I had walked past the place every day for years, the dirty lace curtains mesmerising me with their mystery, the shadowy figures inside a silhouette show of scoffing and swilling and smoking, all at the same time.
It was not a place for children, this was the home of Homodelivericus, a direct ancestor of Homo Erectus and Margaret Rutherford, an unusual coupling, but there you go. At any given time you could find a wide variety of Homodelivericus foraging amongst the pornos and week-old News Of The Worlds proudly displayed by the mal-functioning till. After ordering from a range of traditional cardiac inducing meals, Homodelivericus would then retreat to it's lair, which was invariably one of the wonky tables covered in a sauce smeared red plastic tablecloth. It was part of the folklore of this place that these cloths were never, ever, not in a million Sundays, ever,ever washed. It all added to the enchantment of Ted's cafe.
When I eventually plucked up enough courage, and money, and of course hunger..well, more hunger than anything else, I ventured forth into the den of intrigue, the smoke from a thousand Capstan Full Strengths wafting over,and in truth, through me as I nervously approached Ted, who was apparently 'cleaning' his tea towel on a dirty looking cup.

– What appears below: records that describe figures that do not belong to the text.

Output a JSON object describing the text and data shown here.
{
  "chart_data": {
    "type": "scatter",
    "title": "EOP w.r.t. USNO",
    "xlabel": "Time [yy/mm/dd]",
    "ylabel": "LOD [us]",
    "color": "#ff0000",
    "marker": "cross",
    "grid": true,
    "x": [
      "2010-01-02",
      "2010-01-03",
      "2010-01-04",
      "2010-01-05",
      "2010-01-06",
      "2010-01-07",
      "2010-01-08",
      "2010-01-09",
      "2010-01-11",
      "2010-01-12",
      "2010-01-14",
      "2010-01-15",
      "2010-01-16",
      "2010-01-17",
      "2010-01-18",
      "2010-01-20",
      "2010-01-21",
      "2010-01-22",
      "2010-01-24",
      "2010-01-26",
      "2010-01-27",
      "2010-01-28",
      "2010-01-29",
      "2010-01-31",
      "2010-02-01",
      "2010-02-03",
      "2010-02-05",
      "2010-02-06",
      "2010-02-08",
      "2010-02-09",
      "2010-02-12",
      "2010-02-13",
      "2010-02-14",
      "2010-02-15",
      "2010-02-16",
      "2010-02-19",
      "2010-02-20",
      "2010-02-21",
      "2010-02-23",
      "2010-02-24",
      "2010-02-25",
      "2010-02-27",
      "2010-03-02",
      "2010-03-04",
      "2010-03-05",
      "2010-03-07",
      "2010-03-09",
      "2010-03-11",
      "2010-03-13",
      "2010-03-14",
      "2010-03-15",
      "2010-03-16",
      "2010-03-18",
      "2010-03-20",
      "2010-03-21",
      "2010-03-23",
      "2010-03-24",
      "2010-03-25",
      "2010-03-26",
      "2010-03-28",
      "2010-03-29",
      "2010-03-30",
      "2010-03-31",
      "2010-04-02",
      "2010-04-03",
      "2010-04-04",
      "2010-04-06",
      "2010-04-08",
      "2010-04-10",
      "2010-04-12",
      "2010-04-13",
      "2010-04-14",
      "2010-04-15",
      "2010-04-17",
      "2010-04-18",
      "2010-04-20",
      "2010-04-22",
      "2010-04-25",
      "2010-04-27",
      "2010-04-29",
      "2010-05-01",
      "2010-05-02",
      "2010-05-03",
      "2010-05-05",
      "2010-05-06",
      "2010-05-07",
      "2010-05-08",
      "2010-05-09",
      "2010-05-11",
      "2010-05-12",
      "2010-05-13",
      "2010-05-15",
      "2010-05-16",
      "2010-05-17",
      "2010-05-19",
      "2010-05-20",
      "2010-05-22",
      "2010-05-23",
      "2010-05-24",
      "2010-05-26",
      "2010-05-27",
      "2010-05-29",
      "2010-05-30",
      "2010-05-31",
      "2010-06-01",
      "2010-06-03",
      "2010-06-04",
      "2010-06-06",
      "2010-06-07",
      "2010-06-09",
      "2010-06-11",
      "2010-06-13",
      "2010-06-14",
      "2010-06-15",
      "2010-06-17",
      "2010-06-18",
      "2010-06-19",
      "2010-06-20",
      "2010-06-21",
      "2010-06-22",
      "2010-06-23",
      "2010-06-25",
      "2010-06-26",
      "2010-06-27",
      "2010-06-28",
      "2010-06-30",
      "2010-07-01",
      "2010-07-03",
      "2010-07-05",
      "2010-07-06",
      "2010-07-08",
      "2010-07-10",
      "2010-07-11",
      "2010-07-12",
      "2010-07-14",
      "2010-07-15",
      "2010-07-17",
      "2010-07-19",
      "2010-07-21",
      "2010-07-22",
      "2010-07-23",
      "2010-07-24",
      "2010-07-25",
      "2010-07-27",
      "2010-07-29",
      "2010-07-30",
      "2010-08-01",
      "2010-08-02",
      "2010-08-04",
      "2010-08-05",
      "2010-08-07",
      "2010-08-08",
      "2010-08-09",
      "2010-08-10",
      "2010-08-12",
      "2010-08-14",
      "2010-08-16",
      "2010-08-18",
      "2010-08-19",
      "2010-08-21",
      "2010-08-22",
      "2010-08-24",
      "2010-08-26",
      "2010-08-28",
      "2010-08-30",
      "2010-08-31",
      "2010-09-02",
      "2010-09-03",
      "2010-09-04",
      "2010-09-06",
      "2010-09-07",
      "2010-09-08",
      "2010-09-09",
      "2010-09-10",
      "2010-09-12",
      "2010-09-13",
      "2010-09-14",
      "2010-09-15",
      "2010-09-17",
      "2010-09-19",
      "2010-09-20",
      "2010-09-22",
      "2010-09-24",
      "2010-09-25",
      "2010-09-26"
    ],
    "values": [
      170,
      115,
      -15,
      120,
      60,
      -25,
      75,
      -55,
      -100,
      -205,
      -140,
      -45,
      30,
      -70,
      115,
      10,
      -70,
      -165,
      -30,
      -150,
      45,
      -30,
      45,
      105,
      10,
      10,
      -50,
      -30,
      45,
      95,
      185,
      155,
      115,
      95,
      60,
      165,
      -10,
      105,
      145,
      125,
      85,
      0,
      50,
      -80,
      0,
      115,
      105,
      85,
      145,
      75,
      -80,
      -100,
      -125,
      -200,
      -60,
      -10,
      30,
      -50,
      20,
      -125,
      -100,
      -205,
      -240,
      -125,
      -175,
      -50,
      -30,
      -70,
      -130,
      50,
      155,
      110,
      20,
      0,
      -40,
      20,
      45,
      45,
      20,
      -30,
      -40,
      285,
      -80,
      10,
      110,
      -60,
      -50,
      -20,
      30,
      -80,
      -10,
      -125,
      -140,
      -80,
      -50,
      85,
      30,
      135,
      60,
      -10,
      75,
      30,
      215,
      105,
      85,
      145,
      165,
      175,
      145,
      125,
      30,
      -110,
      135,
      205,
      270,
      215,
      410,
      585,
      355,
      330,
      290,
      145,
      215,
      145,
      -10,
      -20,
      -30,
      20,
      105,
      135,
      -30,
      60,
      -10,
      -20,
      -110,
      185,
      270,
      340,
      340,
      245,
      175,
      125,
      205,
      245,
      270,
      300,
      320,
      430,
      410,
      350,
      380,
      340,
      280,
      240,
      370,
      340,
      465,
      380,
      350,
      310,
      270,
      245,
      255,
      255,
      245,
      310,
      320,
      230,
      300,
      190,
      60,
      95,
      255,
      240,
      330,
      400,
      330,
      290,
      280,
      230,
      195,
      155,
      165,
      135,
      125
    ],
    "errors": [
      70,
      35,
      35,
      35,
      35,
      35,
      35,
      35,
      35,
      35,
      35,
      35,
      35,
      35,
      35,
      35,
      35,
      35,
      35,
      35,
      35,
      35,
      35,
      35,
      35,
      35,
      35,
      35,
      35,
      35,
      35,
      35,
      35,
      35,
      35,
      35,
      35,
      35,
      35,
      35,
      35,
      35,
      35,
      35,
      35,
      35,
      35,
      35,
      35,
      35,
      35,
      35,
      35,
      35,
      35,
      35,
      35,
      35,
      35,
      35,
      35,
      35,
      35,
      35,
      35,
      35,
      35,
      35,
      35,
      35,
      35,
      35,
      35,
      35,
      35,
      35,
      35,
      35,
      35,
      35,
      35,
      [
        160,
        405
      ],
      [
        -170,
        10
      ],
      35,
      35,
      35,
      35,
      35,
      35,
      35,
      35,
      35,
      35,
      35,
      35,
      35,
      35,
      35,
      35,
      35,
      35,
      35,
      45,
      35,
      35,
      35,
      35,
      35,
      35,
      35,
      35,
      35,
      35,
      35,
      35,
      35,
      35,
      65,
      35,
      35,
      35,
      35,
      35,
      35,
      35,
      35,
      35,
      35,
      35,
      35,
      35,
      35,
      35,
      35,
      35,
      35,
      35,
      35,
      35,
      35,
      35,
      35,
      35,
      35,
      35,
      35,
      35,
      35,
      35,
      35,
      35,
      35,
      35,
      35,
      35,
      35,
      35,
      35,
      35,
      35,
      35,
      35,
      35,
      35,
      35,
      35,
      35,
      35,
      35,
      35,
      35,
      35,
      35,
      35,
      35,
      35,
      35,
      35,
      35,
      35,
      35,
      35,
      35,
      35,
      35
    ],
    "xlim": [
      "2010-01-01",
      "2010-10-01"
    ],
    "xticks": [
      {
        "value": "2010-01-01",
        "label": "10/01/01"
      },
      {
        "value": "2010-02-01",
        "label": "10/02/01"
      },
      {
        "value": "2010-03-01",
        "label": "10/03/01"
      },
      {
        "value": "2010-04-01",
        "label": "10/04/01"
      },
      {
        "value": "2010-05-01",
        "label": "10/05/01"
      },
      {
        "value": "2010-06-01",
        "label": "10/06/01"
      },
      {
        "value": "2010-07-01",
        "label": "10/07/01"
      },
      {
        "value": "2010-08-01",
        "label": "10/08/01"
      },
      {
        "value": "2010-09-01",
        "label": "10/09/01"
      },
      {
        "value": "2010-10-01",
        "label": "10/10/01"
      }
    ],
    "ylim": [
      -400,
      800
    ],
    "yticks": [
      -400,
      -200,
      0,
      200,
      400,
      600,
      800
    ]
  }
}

'What can I getcha son?' Ted said,smiling through squinty eyes, as his fag smoke stung his eyes.
'Er..um...er...'
"Come on son, I'll have a queue any minute..'
'Egg and Chips please Mr Ted' I muttered, a little scared as if Ted might refuse. This was, after all, a man's place.
'Coming right up son' he said as he removed the 50p from my grasp, and then clinched the deal,and the rest of the 50p, with a hard sale of 'Bread'nbutter for 5p?'..he had me,and my money, as I happily felt a little more grown up and found a seat on an empty table.
Ted was fast. Really fast. The egg and chips were delivered within five minutes, and the bread seconds later. Ted emptied the ashtray into his hand, and nodded, as if inducing me to try something else other than his food. He left, and I nudged the ashtray to one side and scanned my plate. It was an adventure. A voyage of discovery. For the first time ever, I had been served crinkle cut chips!
Ted's crinkle cut chips were no ordinary chips. To me, to have zig-zags on a chip was amazing, a modern foodstuff that was pure Space age. Ted had the knack, I also discovered, of cooking a chip so that it was red hot on the outside, but still partially frozen on the inside. A sort of potato based baked Alaska, a modern marvel, and delicious in the extreme. Ted's tomato ketchup was unique too , in that the vinegar content seemed to be higher than vinegar itself, a thin reddish water fluid that seemed not to pour over the baked Alaska crinkle cuts, but rather to spray in an atomised mist over the plate.
Amazing!
Ted's cafe was a taste of the sixties and seventies. And I thank him for the wonderful memory.